Greenpeace says burning trees for energy a bad idea
-----------------
A Greenpeace report says government policies that encourage burning more trees to create energy threaten Canada's forests and climate.
The report says that biomass energy is no longer limited to burning waste products such as sawdust and log chips. It says provincial governments have created a "green gold rush" by allowing industry to burn whole trees, as well as branches and other debris that used to be left to help enrich forest soils.
"Forest bioenergy once referred to a sensible, small-scale and local solution to produce heat and power by using mill and pulp residues at the plant," says the report released Wednesday. "This is no longer the case.
"Now the sector is rapidly developing into large-scale, industrial use of natural forests for energy."
A spokesman for the forestry industry acknowledged that forests are increasingly being seen as energy resources. Mark Hubert of the Forest Products Association of Canada, which represents about two-thirds of the industry, said there may be a need for government to consider the issue.
"It's one of the things that we think it would be useful for governments to take a look at."
He added that industry wants to be able to integrate bioenergy with traditional forest practices.
Greenpeace compiled government statistics showing that changes in forest use policies in at least five provinces have radically increased the volume of wood that may be taken.
Ontario's new rules, says Greenpeace, allow up to 89 per cent more wood to be removed. The figure for British Columbia is 85 per cent and it's 49 per cent in Alberta.
No province is yet harvesting at those levels.
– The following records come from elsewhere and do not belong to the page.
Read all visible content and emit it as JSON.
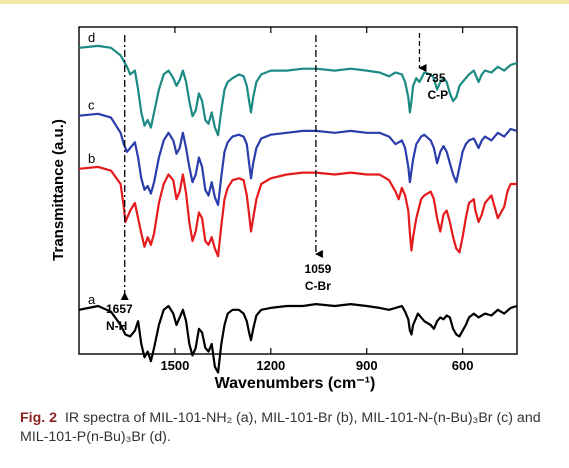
{
  "chart_data": {
    "type": "line",
    "xlabel": "Wavenumbers (cm⁻¹)",
    "ylabel": "Transmittance (a.u.)",
    "xlim": [
      1800,
      430
    ],
    "x_reversed": true,
    "x_ticks": [
      1500,
      1200,
      900,
      600
    ],
    "y_tick_labels": false,
    "grid": false,
    "series": [
      {
        "name": "a",
        "color": "#000000",
        "x": [
          1800,
          1740,
          1700,
          1670,
          1655,
          1640,
          1625,
          1615,
          1605,
          1595,
          1585,
          1575,
          1565,
          1550,
          1535,
          1520,
          1505,
          1495,
          1485,
          1475,
          1465,
          1455,
          1445,
          1435,
          1425,
          1415,
          1405,
          1395,
          1385,
          1375,
          1365,
          1355,
          1345,
          1335,
          1320,
          1300,
          1285,
          1275,
          1268,
          1262,
          1255,
          1245,
          1230,
          1200,
          1150,
          1100,
          1059,
          1000,
          950,
          900,
          860,
          830,
          810,
          790,
          780,
          770,
          765,
          760,
          755,
          740,
          720,
          700,
          690,
          680,
          670,
          660,
          650,
          640,
          630,
          620,
          610,
          600,
          590,
          580,
          565,
          550,
          530,
          510,
          490,
          470,
          450,
          430
        ],
        "y": [
          52,
          50,
          53,
          60,
          65,
          66,
          63,
          58,
          70,
          77,
          74,
          79,
          72,
          60,
          52,
          50,
          54,
          60,
          56,
          52,
          58,
          70,
          76,
          72,
          62,
          64,
          72,
          74,
          70,
          82,
          85,
          70,
          60,
          54,
          52,
          52,
          54,
          58,
          64,
          68,
          62,
          55,
          52,
          51,
          50,
          50,
          49,
          50,
          49,
          50,
          51,
          52,
          51,
          50,
          53,
          57,
          63,
          65,
          60,
          54,
          58,
          60,
          62,
          58,
          56,
          57,
          55,
          56,
          62,
          65,
          66,
          63,
          60,
          56,
          54,
          56,
          54,
          55,
          52,
          54,
          51,
          50
        ]
      },
      {
        "name": "b",
        "color": "#e41a1c",
        "x": [
          1800,
          1740,
          1700,
          1670,
          1660,
          1655,
          1650,
          1640,
          1625,
          1615,
          1605,
          1595,
          1585,
          1575,
          1565,
          1550,
          1535,
          1520,
          1505,
          1495,
          1485,
          1475,
          1465,
          1455,
          1445,
          1435,
          1425,
          1415,
          1405,
          1395,
          1385,
          1375,
          1365,
          1355,
          1345,
          1335,
          1320,
          1300,
          1285,
          1275,
          1268,
          1262,
          1255,
          1245,
          1230,
          1200,
          1150,
          1100,
          1059,
          1000,
          950,
          900,
          860,
          830,
          810,
          800,
          790,
          780,
          770,
          765,
          760,
          755,
          745,
          730,
          720,
          700,
          690,
          680,
          670,
          660,
          650,
          640,
          630,
          620,
          610,
          600,
          590,
          580,
          565,
          560,
          550,
          540,
          530,
          510,
          490,
          470,
          460,
          450,
          430
        ],
        "y": [
          22,
          21,
          23,
          30,
          42,
          50,
          48,
          44,
          40,
          48,
          56,
          63,
          58,
          62,
          56,
          40,
          30,
          25,
          28,
          38,
          34,
          25,
          35,
          50,
          60,
          55,
          45,
          48,
          60,
          62,
          58,
          64,
          68,
          52,
          38,
          32,
          28,
          27,
          28,
          36,
          46,
          55,
          48,
          38,
          30,
          27,
          25,
          24,
          24,
          25,
          24,
          25,
          25,
          28,
          34,
          38,
          32,
          36,
          44,
          56,
          65,
          58,
          48,
          38,
          36,
          34,
          38,
          48,
          55,
          46,
          44,
          50,
          58,
          64,
          66,
          58,
          48,
          40,
          38,
          44,
          50,
          46,
          40,
          36,
          48,
          42,
          34,
          30,
          30
        ]
      },
      {
        "name": "c",
        "color": "#2b3dab",
        "x": [
          1800,
          1740,
          1700,
          1670,
          1660,
          1650,
          1640,
          1625,
          1615,
          1605,
          1595,
          1585,
          1575,
          1565,
          1550,
          1535,
          1520,
          1505,
          1495,
          1485,
          1475,
          1465,
          1455,
          1445,
          1435,
          1425,
          1415,
          1405,
          1395,
          1385,
          1375,
          1365,
          1355,
          1345,
          1335,
          1320,
          1300,
          1285,
          1275,
          1268,
          1262,
          1255,
          1245,
          1230,
          1200,
          1150,
          1100,
          1059,
          1000,
          950,
          900,
          860,
          830,
          810,
          790,
          780,
          770,
          765,
          760,
          755,
          745,
          730,
          720,
          700,
          690,
          680,
          670,
          660,
          650,
          640,
          630,
          620,
          610,
          600,
          590,
          580,
          565,
          550,
          540,
          530,
          510,
          490,
          470,
          450,
          430
        ],
        "y": [
          13,
          12,
          14,
          22,
          28,
          32,
          30,
          27,
          35,
          46,
          52,
          50,
          54,
          48,
          35,
          26,
          22,
          26,
          33,
          30,
          22,
          30,
          40,
          48,
          44,
          35,
          40,
          52,
          55,
          48,
          56,
          60,
          45,
          32,
          27,
          24,
          23,
          24,
          28,
          38,
          46,
          38,
          30,
          25,
          23,
          22,
          21,
          21,
          22,
          21,
          22,
          22,
          24,
          28,
          26,
          30,
          40,
          48,
          42,
          36,
          28,
          24,
          23,
          26,
          30,
          38,
          32,
          29,
          32,
          38,
          44,
          48,
          40,
          32,
          28,
          26,
          25,
          30,
          26,
          24,
          26,
          22,
          24,
          20,
          21
        ]
      },
      {
        "name": "d",
        "color": "#1b8a82",
        "x": [
          1800,
          1740,
          1700,
          1670,
          1650,
          1640,
          1625,
          1615,
          1605,
          1595,
          1585,
          1575,
          1565,
          1550,
          1535,
          1520,
          1505,
          1495,
          1485,
          1475,
          1465,
          1455,
          1445,
          1435,
          1425,
          1415,
          1405,
          1395,
          1385,
          1375,
          1365,
          1355,
          1345,
          1335,
          1320,
          1300,
          1285,
          1275,
          1268,
          1262,
          1255,
          1245,
          1230,
          1200,
          1150,
          1100,
          1059,
          1000,
          950,
          900,
          860,
          830,
          810,
          790,
          780,
          770,
          765,
          760,
          755,
          745,
          735,
          720,
          700,
          690,
          680,
          670,
          660,
          650,
          640,
          630,
          620,
          610,
          600,
          590,
          580,
          565,
          550,
          540,
          530,
          510,
          490,
          470,
          450,
          430
        ],
        "y": [
          2,
          1,
          2,
          6,
          12,
          16,
          14,
          24,
          36,
          43,
          40,
          44,
          36,
          24,
          16,
          14,
          18,
          22,
          19,
          14,
          20,
          30,
          38,
          35,
          26,
          30,
          40,
          42,
          36,
          44,
          48,
          35,
          24,
          20,
          18,
          16,
          17,
          22,
          30,
          36,
          28,
          20,
          16,
          14,
          14,
          13,
          13,
          14,
          13,
          14,
          15,
          17,
          15,
          16,
          20,
          28,
          36,
          30,
          22,
          18,
          20,
          15,
          16,
          18,
          24,
          20,
          18,
          20,
          26,
          30,
          28,
          22,
          20,
          18,
          16,
          14,
          20,
          16,
          14,
          15,
          12,
          14,
          11,
          10
        ]
      }
    ],
    "series_labels": [
      "a",
      "b",
      "c",
      "d"
    ],
    "annotations": [
      {
        "x": 1657,
        "text": [
          "1657",
          "N-H"
        ]
      },
      {
        "x": 1059,
        "text": [
          "1059",
          "C-Br"
        ]
      },
      {
        "x": 735,
        "text": [
          "735",
          "C-P"
        ]
      }
    ]
  },
  "caption": {
    "fig_label": "Fig. 2",
    "text": "IR spectra of MIL-101-NH₂ (a), MIL-101-Br (b), MIL-101-N-(n-Bu)₃Br (c) and MIL-101-P(n-Bu)₃Br (d)."
  }
}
The extra volume would come from currently non-commercial species or the branches and tops of trees that are left on the forest floor. It could also come from diseased trees or trees damaged by fire. In Ontario and Quebec, whole trees are being cut for energy use, says the report.
Industry is already responding.
The report says exports to Europe of fuel pellets from wood -- often used to fire power plants -- have increased 700 per cent in the last eight years. In Nova Scotia, logging specifically for bioenergy is underway.
"We call it Stone Age energy," said author Nicholas Mainville. "That's where we were centuries ago."
The report adds that burning wood, often in the form of fuel pellets, also increases climate-warming carbon dioxide emissions.
Governments say such energy is carbon-neutral, because new trees replace the old ones and absorb the same amount of carbon. But the report points out it takes decades to replace a tree that can burn in a matter of minutes.
"This is a huge accounting error," said Mainville. Wood-fired power plants, he said, can emit more carbon equivalent than coal-fired plants.
Hubert said most in the industry agree that bioenergy should remain "waste-based." The question, however, is what constitutes waste.
"One thing that it would be useful to have further discussion with Greenpeace about is the degree to which residual waste material from production actually does exist."
Hubert said the industry is still largely focused on using wood waste without having to increase the amount of material taken from forests.
But Mainville said one man's waste is another man's evolving forest.
"That word 'waste' being used by government and industry is actually standing trees, healthy forest, burned area, diseased areas and logging debris."
Even areas damaged by fire or insects such as the mountain pine beetle shouldn't necessarily be levelled, Mainville suggested.
"It's much more complex than just wiping out the whole pine beetle areas."
His report recommends that biomass approvals should end and that whole trees should no longer be harvested for that purpose. It also suggests Canadians should be consulted before forests start being used as energy resources instead of sources of lumber and pulp.
"This is a radical change in the way we use our forests. The government has to consult the population."